Viganò claims that Re told him that, sometime between 2009 and 2010, Pope Benedict told McCarrick to stop living at a seminary, saying Mass in public, traveling and lecturing.

But there is no evidence to support the claim that McCarrick was sanctioned by Pope Benedict. McCarrick continued to celebrate Mass, travel and lecture throughout the papacy of Benedict. And on his many visits to Rome, he stayed at the North American College, the residence for U.S. seminarians. Anyone who thinks Benedict would tolerate such disobedience doesn’t know Benedict.

Viganò claims that he told Pope Francis on June 23, 2013: "Holy Father, I don’t know if you know Cardinal McCarrick, but if you ask the Congregation for Bishops there is a dossier this thick about him. He corrupted generations of seminarians and priests, and Pope Benedict ordered him to withdraw to a life of prayer and penance." Since Pope Francis allegedly did not listen to him then, Viganò thinks he should resign.

Viganò released his letter as Pope Francis was wrapping up his visit to Ireland. Journalists asked the pope about it during the press conference on the plane headed back to Rome.

"I will not say one word on this," the pope said, according to a New York Times video. "I think this statement speaks for itself, and you have sufficient journalistic capacity to reach your own conclusions."

"When time will pass and you'll draw the conclusions, maybe I will speak," said Francis. "But I'd like that you do this job in a professional way."

Pope Francis, flanked by Vatican spokesperson Greg Burke, listens to a journalist’s question Aug. 26, 2018, during a news conference aboard the flight to Rome at the end of his two-day visit to Ireland. (AP/Gregorio Borgia, Pool)

Of course, many headlines read: "Pope refuses to respond to accusations of coverup."

The pope was correct to encourage journalists to examine the Viganò document to see what is true and what is not. The press conference was not the place to do a line-by-line critique of the document. Many reporters have in fact examined the document and found its claims wanting.

But what about Viganò's claim that he told the pope about McCarrick?

Since the pope is the only other witness to this encounter, only he can verify or deny what Viganò said, and refusing to answer that question does not enhance his credibility. The pope's media advisers should have told him so immediately after the press conference and responded to the reporters with a clarification before they filed their stories.

The answer could have been, "No, he did not say that to the pope." Or, it could have been: "Yes, he did say that to the pope, but there is no record of the alleged sanctions by Benedict. The pope disregarded the accusations because Viganò had a history of unsubstantiated accusations. And remember, it was Francis who told McCarrick to spend the rest of his life in prayer and penance and took away his red hat."

Reporters, like most people, like the pope, but they also have a job to do. The Vatican should not make it difficult.

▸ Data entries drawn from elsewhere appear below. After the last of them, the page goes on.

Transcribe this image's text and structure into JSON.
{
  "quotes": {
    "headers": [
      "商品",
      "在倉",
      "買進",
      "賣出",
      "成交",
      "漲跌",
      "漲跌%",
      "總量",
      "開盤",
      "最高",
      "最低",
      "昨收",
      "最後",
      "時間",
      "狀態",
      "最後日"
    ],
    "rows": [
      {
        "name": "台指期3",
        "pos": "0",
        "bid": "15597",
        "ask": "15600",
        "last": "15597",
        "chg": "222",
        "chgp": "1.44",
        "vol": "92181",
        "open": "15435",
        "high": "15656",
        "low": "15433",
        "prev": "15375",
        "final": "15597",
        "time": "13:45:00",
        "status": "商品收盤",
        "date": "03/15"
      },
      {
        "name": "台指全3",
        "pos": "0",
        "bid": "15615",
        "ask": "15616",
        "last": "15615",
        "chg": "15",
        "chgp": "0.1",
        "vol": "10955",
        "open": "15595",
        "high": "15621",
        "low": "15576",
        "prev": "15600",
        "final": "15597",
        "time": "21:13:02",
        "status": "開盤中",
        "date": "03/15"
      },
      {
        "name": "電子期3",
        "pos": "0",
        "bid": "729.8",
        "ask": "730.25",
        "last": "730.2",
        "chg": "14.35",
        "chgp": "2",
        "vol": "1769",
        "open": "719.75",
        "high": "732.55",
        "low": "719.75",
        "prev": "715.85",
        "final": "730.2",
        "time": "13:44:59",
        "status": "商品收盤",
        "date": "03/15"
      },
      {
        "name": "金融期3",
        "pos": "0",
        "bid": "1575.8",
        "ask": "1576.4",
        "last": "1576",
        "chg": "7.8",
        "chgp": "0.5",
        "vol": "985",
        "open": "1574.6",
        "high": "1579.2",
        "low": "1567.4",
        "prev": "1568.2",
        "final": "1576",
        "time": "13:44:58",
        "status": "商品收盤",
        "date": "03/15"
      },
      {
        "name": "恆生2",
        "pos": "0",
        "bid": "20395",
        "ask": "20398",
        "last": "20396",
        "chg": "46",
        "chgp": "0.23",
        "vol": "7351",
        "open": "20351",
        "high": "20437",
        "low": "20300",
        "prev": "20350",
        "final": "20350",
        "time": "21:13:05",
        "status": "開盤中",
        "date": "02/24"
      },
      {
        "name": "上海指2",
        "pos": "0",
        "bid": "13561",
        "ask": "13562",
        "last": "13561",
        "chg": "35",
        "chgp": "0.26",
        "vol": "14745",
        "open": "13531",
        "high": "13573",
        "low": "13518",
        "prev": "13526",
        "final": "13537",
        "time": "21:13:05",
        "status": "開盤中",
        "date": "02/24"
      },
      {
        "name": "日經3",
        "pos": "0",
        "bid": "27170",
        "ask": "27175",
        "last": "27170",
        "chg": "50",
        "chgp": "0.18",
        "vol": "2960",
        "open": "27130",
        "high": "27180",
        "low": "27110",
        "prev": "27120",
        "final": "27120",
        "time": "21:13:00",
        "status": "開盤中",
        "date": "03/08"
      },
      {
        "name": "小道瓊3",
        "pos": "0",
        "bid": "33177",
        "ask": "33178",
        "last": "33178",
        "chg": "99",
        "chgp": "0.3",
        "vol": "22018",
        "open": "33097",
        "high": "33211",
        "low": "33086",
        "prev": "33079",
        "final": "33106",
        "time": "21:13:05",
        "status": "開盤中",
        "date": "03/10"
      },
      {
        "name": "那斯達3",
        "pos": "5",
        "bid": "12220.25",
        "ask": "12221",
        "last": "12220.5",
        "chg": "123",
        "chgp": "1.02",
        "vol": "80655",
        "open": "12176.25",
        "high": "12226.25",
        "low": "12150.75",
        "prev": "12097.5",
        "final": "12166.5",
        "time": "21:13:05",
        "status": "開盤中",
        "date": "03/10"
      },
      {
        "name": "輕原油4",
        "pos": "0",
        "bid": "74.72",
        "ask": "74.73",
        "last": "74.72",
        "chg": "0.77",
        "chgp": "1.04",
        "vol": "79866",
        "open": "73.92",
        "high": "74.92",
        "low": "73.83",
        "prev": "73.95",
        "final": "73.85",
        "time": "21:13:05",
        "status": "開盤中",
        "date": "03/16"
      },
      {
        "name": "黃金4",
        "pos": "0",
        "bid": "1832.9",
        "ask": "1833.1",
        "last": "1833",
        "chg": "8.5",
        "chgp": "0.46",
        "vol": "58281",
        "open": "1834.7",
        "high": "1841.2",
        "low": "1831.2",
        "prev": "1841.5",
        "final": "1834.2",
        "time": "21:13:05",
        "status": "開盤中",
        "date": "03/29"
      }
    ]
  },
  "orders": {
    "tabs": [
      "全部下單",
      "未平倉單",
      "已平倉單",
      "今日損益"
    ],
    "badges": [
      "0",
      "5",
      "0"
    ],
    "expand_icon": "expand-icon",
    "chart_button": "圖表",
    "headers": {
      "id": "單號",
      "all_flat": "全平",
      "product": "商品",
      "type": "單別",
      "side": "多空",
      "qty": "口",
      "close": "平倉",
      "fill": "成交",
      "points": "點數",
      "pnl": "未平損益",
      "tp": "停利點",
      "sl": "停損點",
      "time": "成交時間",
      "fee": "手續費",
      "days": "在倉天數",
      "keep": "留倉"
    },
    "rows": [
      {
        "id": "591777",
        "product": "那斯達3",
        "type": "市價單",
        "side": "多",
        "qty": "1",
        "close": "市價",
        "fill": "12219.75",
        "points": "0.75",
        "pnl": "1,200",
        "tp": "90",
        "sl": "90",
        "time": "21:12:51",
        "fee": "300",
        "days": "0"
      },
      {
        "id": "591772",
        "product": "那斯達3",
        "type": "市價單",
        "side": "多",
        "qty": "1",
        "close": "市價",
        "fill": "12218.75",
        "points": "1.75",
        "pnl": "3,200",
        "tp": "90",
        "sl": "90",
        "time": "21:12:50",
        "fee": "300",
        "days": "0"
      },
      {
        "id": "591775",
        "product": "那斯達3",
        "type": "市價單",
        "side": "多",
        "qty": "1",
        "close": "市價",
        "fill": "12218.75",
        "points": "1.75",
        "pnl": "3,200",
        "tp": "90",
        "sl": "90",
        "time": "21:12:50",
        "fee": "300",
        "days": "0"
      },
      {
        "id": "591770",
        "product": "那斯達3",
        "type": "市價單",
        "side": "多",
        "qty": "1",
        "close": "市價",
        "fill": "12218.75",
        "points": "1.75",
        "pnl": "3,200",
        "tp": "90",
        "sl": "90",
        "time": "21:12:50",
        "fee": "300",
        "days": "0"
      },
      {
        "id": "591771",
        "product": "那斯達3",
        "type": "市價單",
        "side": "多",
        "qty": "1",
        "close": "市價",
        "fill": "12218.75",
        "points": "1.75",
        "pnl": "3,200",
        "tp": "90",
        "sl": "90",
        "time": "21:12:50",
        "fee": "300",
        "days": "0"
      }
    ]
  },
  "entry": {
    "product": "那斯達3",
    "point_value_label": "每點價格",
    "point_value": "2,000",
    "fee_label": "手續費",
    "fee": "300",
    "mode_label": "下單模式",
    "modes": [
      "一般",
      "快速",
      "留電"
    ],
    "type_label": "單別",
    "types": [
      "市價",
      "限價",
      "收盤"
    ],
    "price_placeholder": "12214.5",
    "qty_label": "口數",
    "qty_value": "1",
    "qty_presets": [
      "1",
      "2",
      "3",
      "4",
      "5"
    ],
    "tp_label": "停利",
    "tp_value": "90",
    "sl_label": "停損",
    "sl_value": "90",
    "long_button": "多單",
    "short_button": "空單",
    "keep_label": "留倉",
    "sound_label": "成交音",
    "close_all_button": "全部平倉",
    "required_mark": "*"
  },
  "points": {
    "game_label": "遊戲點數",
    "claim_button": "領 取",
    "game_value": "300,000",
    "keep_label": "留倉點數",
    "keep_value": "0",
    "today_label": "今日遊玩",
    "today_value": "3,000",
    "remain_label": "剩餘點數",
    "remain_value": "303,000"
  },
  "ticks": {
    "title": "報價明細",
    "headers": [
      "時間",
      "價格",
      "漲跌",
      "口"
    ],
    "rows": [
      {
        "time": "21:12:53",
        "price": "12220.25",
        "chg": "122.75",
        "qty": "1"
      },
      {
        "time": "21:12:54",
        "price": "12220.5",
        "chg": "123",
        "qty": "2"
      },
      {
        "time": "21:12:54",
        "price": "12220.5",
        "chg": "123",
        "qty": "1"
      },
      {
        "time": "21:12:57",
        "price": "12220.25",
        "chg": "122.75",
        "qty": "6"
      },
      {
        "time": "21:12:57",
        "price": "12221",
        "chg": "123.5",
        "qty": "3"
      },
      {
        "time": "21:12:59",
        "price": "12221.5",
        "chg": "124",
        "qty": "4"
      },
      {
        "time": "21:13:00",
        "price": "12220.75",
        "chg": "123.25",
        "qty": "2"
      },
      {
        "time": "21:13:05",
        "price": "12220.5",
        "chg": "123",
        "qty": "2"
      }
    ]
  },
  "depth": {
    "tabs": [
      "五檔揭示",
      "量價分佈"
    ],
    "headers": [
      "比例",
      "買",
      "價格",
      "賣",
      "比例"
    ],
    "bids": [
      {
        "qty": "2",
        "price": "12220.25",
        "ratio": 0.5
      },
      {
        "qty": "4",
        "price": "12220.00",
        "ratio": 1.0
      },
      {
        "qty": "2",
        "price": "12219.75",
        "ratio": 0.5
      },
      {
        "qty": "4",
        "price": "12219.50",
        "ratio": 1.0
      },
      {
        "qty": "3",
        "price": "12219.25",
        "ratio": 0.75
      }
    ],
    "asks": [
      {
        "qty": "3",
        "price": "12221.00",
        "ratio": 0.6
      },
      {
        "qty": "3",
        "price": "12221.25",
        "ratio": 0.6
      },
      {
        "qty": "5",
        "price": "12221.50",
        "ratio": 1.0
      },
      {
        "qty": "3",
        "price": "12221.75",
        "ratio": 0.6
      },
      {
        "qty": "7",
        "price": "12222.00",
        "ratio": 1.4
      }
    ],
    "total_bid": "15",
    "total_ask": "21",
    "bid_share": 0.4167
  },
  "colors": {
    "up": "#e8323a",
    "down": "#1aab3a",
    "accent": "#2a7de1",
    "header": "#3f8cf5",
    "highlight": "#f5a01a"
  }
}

Just as every diocese in the United States needs to do a full and transparent account of clerical sex abuse and each diocese’s response, so too the Vatican must disclose what it knew, when it knew and what it did or did not do. Nothing less will begin the restoration of credibility to the Catholic Church.

[Jesuit Fr. Thomas Reese is a columnist for Religion News Service and author of Inside the Vatican: The Politics and Organization of the Catholic Church.]